An infrared survey can be used on buildings for:

  • Energy conservation studies.
  • Detecting damaged and wet insulation and insulation voids due to misapplied batts, foam or blown in insulations
  • Leaks and distribution issues in HVAC systems
  • Leaks in the building’s pressure envelope in the form of air infiltration or exfiltration.
  • Leaks in steam and condensate pipes
  • Leaks in hydronic radiant embedded heating coils
  • Finding hot spots in electrical systems
  • Moisture, delimitation and water damage in walls, roofs and EFIS
  • Missing reinforcement grout in CMU walls

Defects in building materials and assemblies affect the air leakage, moisture and the transfer rate of heat through the building’s envelope. Infrared thermography can “see” the temperature difference across the surface of these materials, pinpointing the problem areas efficiently and effectively.

An infrared thermography survey is a cost effective diagnostic tool to detect failures in the thermal and pressure envelopes of a structure.

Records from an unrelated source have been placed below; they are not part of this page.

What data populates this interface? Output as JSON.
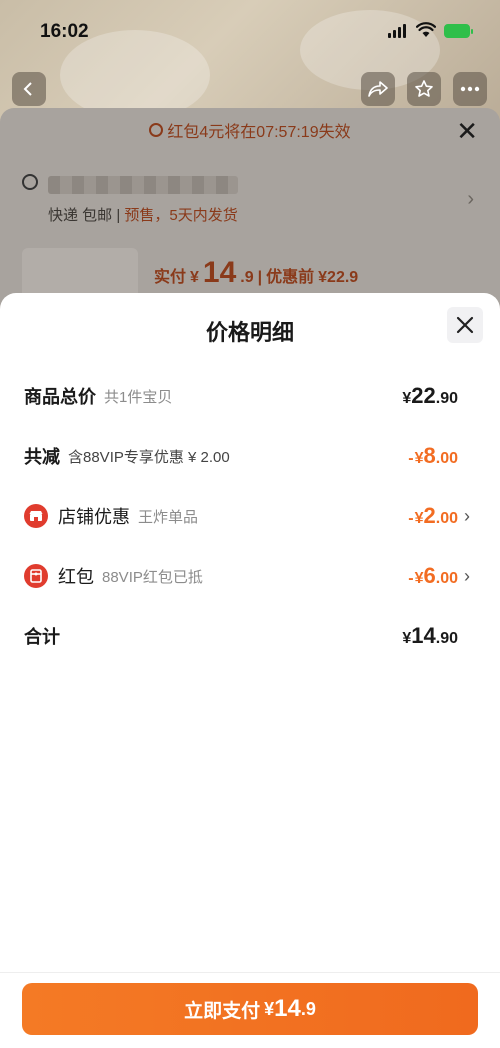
{
  "status_bar": {
    "time": "16:02"
  },
  "background": {
    "notice": "红包4元将在07:57:19失效",
    "shipping_method": "快递 包邮",
    "shipping_note": "预售，5天内发货",
    "price_label": "实付",
    "price_currency": "¥",
    "price_int": "14",
    "price_dec": ".9",
    "original_label": "优惠前",
    "original_price": "¥22.9"
  },
  "sheet": {
    "title": "价格明细",
    "rows": [
      {
        "label": "商品总价",
        "sub": "共1件宝贝",
        "sign": "",
        "currency": "¥",
        "int": "22",
        "dec": ".90"
      },
      {
        "label": "共减",
        "sub": "含88VIP专享优惠 ¥ 2.00",
        "sign": "-",
        "currency": "¥",
        "int": "8",
        "dec": ".00"
      },
      {
        "label": "店铺优惠",
        "sub": "王炸单品",
        "sign": "-",
        "currency": "¥",
        "int": "2",
        "dec": ".00",
        "icon": "shop-icon"
      },
      {
        "label": "红包",
        "sub": "88VIP红包已抵",
        "sign": "-",
        "currency": "¥",
        "int": "6",
        "dec": ".00",
        "icon": "red-envelope-icon"
      },
      {
        "label": "合计",
        "sub": "",
        "sign": "",
        "currency": "¥",
        "int": "14",
        "dec": ".90"
      }
    ]
  },
  "pay_button": {
    "label": "立即支付",
    "currency": "¥",
    "int": "14",
    "dec": ".9"
  },
  "colors": {
    "accent": "#f26c22",
    "icon_red": "#e03c2e"
  }
}
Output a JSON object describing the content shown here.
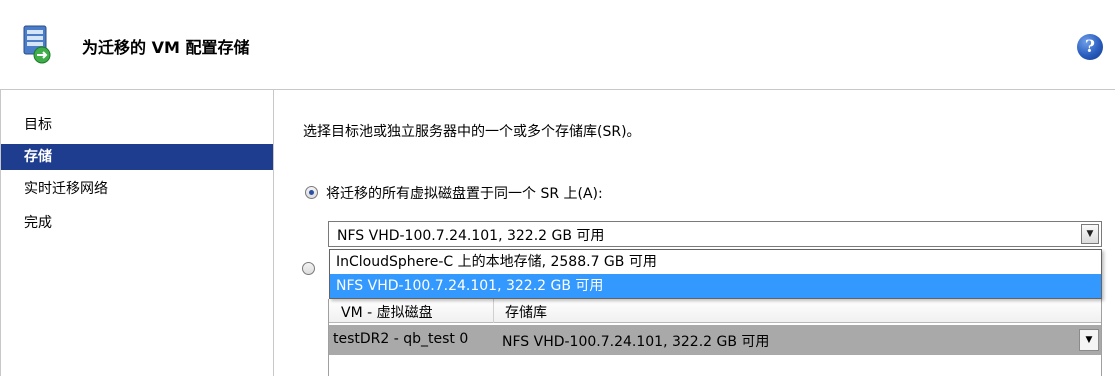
{
  "header": {
    "title": "为迁移的 VM 配置存储",
    "wizard_icon": "server-migrate-icon",
    "help_icon": "help-icon",
    "help_glyph": "?"
  },
  "sidebar": {
    "items": [
      {
        "label": "目标",
        "active": false
      },
      {
        "label": "存储",
        "active": true
      },
      {
        "label": "实时迁移网络",
        "active": false
      },
      {
        "label": "完成",
        "active": false
      }
    ]
  },
  "main": {
    "instruction": "选择目标池或独立服务器中的一个或多个存储库(SR)。",
    "option_same_sr": {
      "label": "将迁移的所有虚拟磁盘置于同一个 SR 上(A):",
      "checked": true
    },
    "option_per_disk": {
      "label": "",
      "checked": false
    },
    "sr_select": {
      "value": "NFS VHD-100.7.24.101, 322.2 GB 可用",
      "options": [
        "InCloudSphere-C 上的本地存储, 2588.7 GB 可用",
        "NFS VHD-100.7.24.101, 322.2 GB 可用"
      ],
      "highlighted_index": 1
    },
    "disk_grid": {
      "columns": [
        "VM - 虚拟磁盘",
        "存储库"
      ],
      "rows": [
        {
          "disk": "testDR2 - qb_test 0",
          "sr": "NFS VHD-100.7.24.101, 322.2 GB 可用"
        }
      ]
    }
  },
  "colors": {
    "nav_active_bg": "#1f3d8f",
    "dropdown_highlight": "#3399ff",
    "grid_row_bg": "#a9a9a9"
  }
}
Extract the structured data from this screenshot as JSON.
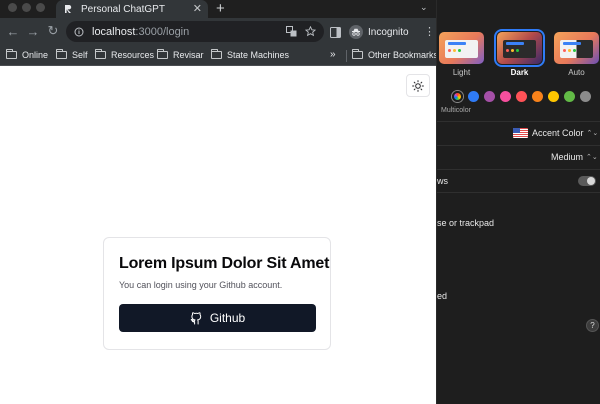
{
  "browser": {
    "tab": {
      "title": "Personal ChatGPT",
      "close_glyph": "✕",
      "favicon": "r-logo-icon"
    },
    "new_tab_glyph": "+",
    "tab_menu_glyph": "⌄",
    "nav": {
      "back": "←",
      "forward": "→",
      "reload": "↻"
    },
    "url_host": "localhost",
    "url_path": ":3000/login",
    "incognito_label": "Incognito",
    "menu_glyph": "⋮",
    "bookmarks": [
      {
        "label": "Online"
      },
      {
        "label": "Self"
      },
      {
        "label": "Resources"
      },
      {
        "label": "Revisar"
      },
      {
        "label": "State Machines"
      }
    ],
    "bookmarks_overflow": "»",
    "other_bookmarks": "Other Bookmarks"
  },
  "page": {
    "card_title": "Lorem Ipsum Dolor Sit Amet",
    "card_subtitle": "You can login using your Github account.",
    "github_button": "Github"
  },
  "settings": {
    "appearance_options": [
      {
        "label": "Light",
        "selected": false
      },
      {
        "label": "Dark",
        "selected": true
      },
      {
        "label": "Auto",
        "selected": false
      }
    ],
    "accent_swatches": [
      "multicolor",
      "#2f7bf6",
      "#a550a7",
      "#f74f9e",
      "#ff5257",
      "#f7821b",
      "#ffc600",
      "#62ba46",
      "#8c8c8c"
    ],
    "multicolor_label": "Multicolor",
    "accent_color_label": "Accent Color",
    "accent_value_glyph": "⌃⌄",
    "highlight_size_value": "Medium",
    "highlight_value_glyph": "⌃⌄",
    "window_setting_tail": "ws",
    "trackpad_setting_tail": "se or trackpad",
    "ed_setting_tail": "ed",
    "help_glyph": "?",
    "colors": {
      "selection_outline": "#2f7bf6",
      "panel_bg": "#1e1e1e"
    }
  }
}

Infrared building envelope inspection can detect air leaks (air infiltration or exfiltration), heat loss, heat gain, insulation voids, wet insulation, and can locate moisture problems in EIFS walls.

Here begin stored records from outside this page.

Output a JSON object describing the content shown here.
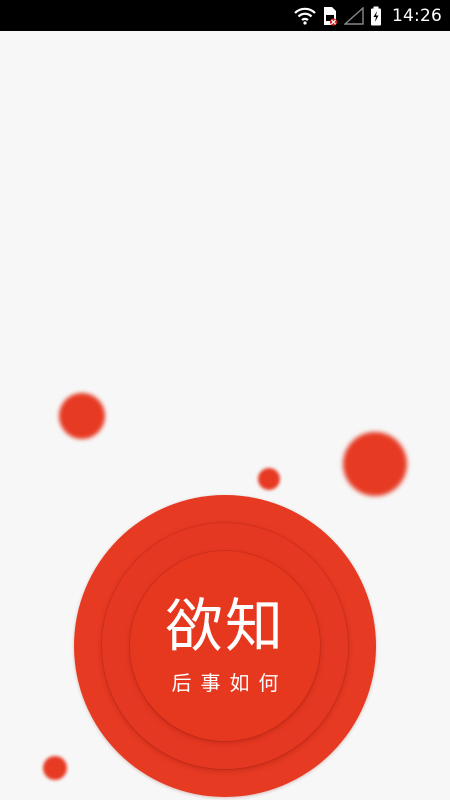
{
  "status_bar": {
    "time": "14:26",
    "icons": [
      "wifi-icon",
      "sim-card-icon",
      "signal-icon",
      "battery-charging-icon"
    ]
  },
  "splash": {
    "logo_title": "欲知",
    "logo_subtitle": "后事如何"
  },
  "colors": {
    "brand_red": "#e63a23",
    "background": "#f7f7f7",
    "status_bar": "#000000",
    "text_on_brand": "#ffffff"
  }
}
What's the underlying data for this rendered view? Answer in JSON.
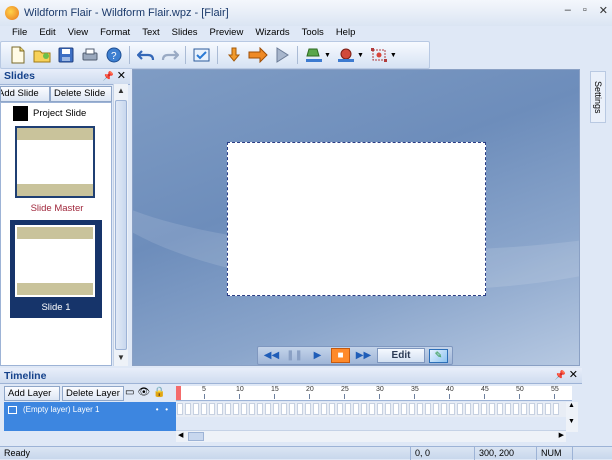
{
  "window": {
    "title": "Wildform Flair  - Wildform Flair.wpz - [Flair]",
    "controls": [
      "–",
      "▫",
      "✕"
    ]
  },
  "menu": [
    "File",
    "Edit",
    "View",
    "Format",
    "Text",
    "Slides",
    "Preview",
    "Wizards",
    "Tools",
    "Help"
  ],
  "slides_panel": {
    "title": "Slides",
    "add_slide": "Add Slide",
    "delete_slide": "Delete Slide",
    "project_slide": "Project Slide",
    "master_label": "Slide Master",
    "slide1_label": "Slide 1"
  },
  "settings": {
    "tab_label": "Settings"
  },
  "playback": {
    "edit_label": "Edit"
  },
  "timeline": {
    "title": "Timeline",
    "add_layer": "Add Layer",
    "delete_layer": "Delete Layer",
    "layer_name": "(Empty layer) Layer 1",
    "ruler_labels": [
      "5",
      "10",
      "15",
      "20",
      "25",
      "30",
      "35",
      "40",
      "45",
      "50",
      "55"
    ]
  },
  "status": {
    "ready": "Ready",
    "pos": "0, 0",
    "size": "300, 200",
    "num": "NUM"
  },
  "colors": {
    "selection": "#3d86e0",
    "stage": "#6d8dbb",
    "accent": "#ff8a2a"
  }
}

We like to think of a building envelope as a complete, monolithic covering, an impervious layer separating the inside of the building from the outside. However, a buildings thermal, pressure and vapor envelopes are not solid planes and are continually compromised!

Building envelopes are made of many differing materials and they have numerous layers of materials all peppered with penetrations such as structural expansion and control joints, electrical and plumbing conduits, in addition to numerous windows and doors and all of which need to be properly sealed in order to form a weather tight envelope around the structure. Should any of these interfaces or materials fail, or be installed/designed poorly, the structure may suffer energy loss in cold winter months and/or excessive energy gain in warmer months.

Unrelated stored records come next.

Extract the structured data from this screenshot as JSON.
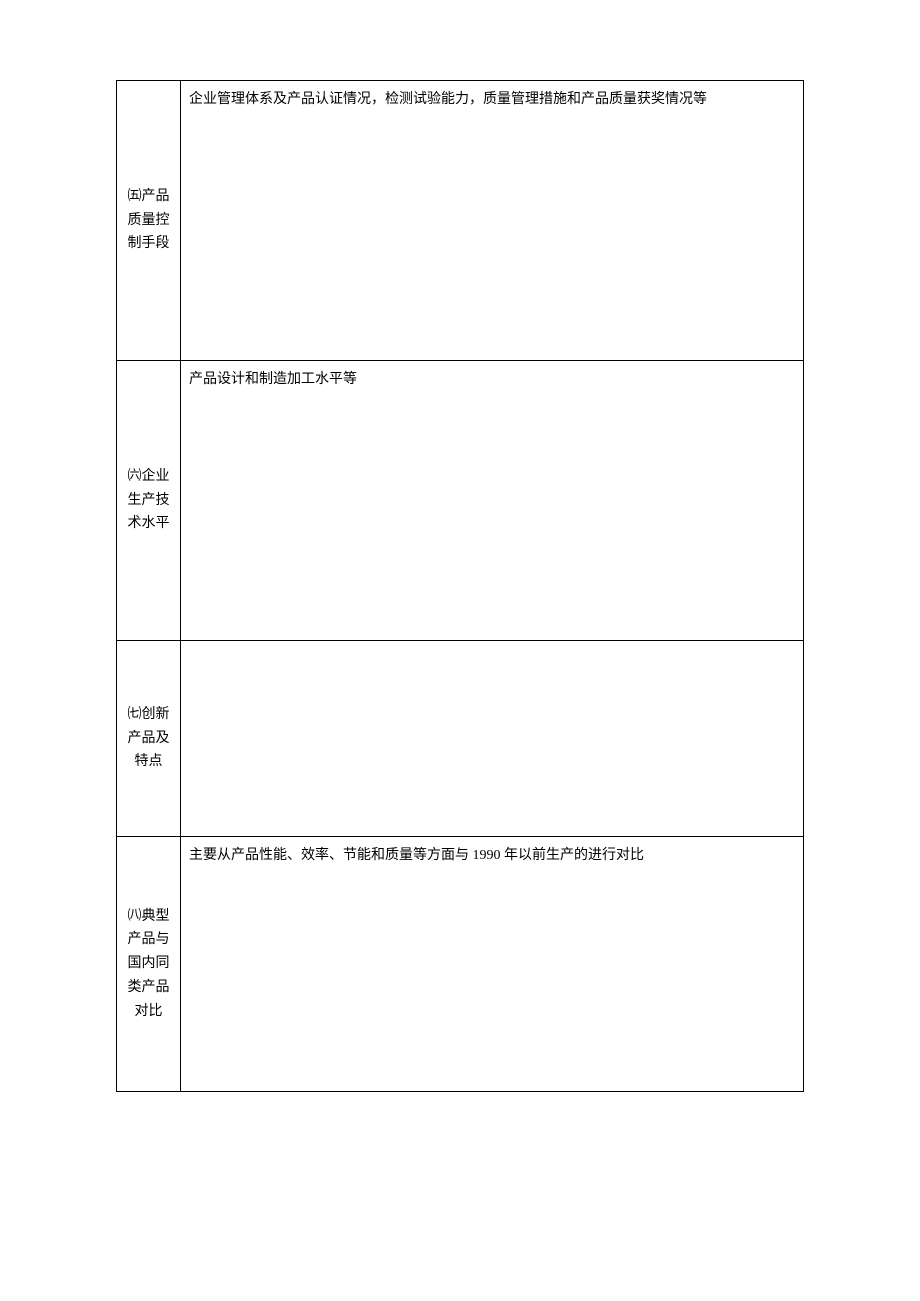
{
  "rows": [
    {
      "label": "㈤产品质量控制手段",
      "content": "企业管理体系及产品认证情况，检测试验能力，质量管理措施和产品质量获奖情况等"
    },
    {
      "label": "㈥企业生产技术水平",
      "content": "产品设计和制造加工水平等"
    },
    {
      "label": "㈦创新产品及特点",
      "content": ""
    },
    {
      "label": "㈧典型产品与国内同类产品对比",
      "content": "主要从产品性能、效率、节能和质量等方面与 1990 年以前生产的进行对比"
    }
  ]
}
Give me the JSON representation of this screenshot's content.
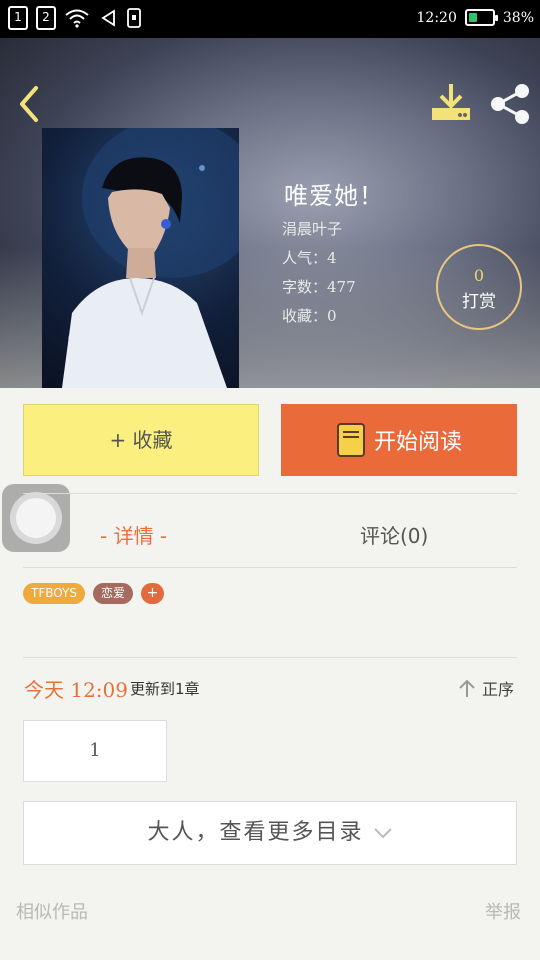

The most common heat transfer modes in buildings causing energy loss or gain are convective deficiencies such as air leaks (exfiltration or infiltration) and conductive deficiencies such as insufficient, misapplied or damaged insulation materials. In addition, these deficiencies can lead to moisture intrusion and condensation. An infrared building envelope inspection can help to evaluate the integrity of your building envelope and detect defects in the envelope.

EIFS (exterior insulation and finishing system) is typically a low maintenance design, but is subject to failures where the waterproofing surface coat interfaces with components of the building’s structure such as plumbing and electrical penetrations, windows and doors. At these locations, there can be failures such as cracks in the stucco coat due to workmanship, different expansion rates of the dissimilar materials and failures in the material or application of the weatherproofing sealants.

Wherever the thermal envelope or pressure envelope of a building is breached, infrared inspection is typically the most cost-effective, highest rate of coverage diagnostic tool available to the property owner. Using thermography to perform an infrared survey of the building can locate missing, misapplied, or damaged insulation, air leaks, and moisture intrusion areas.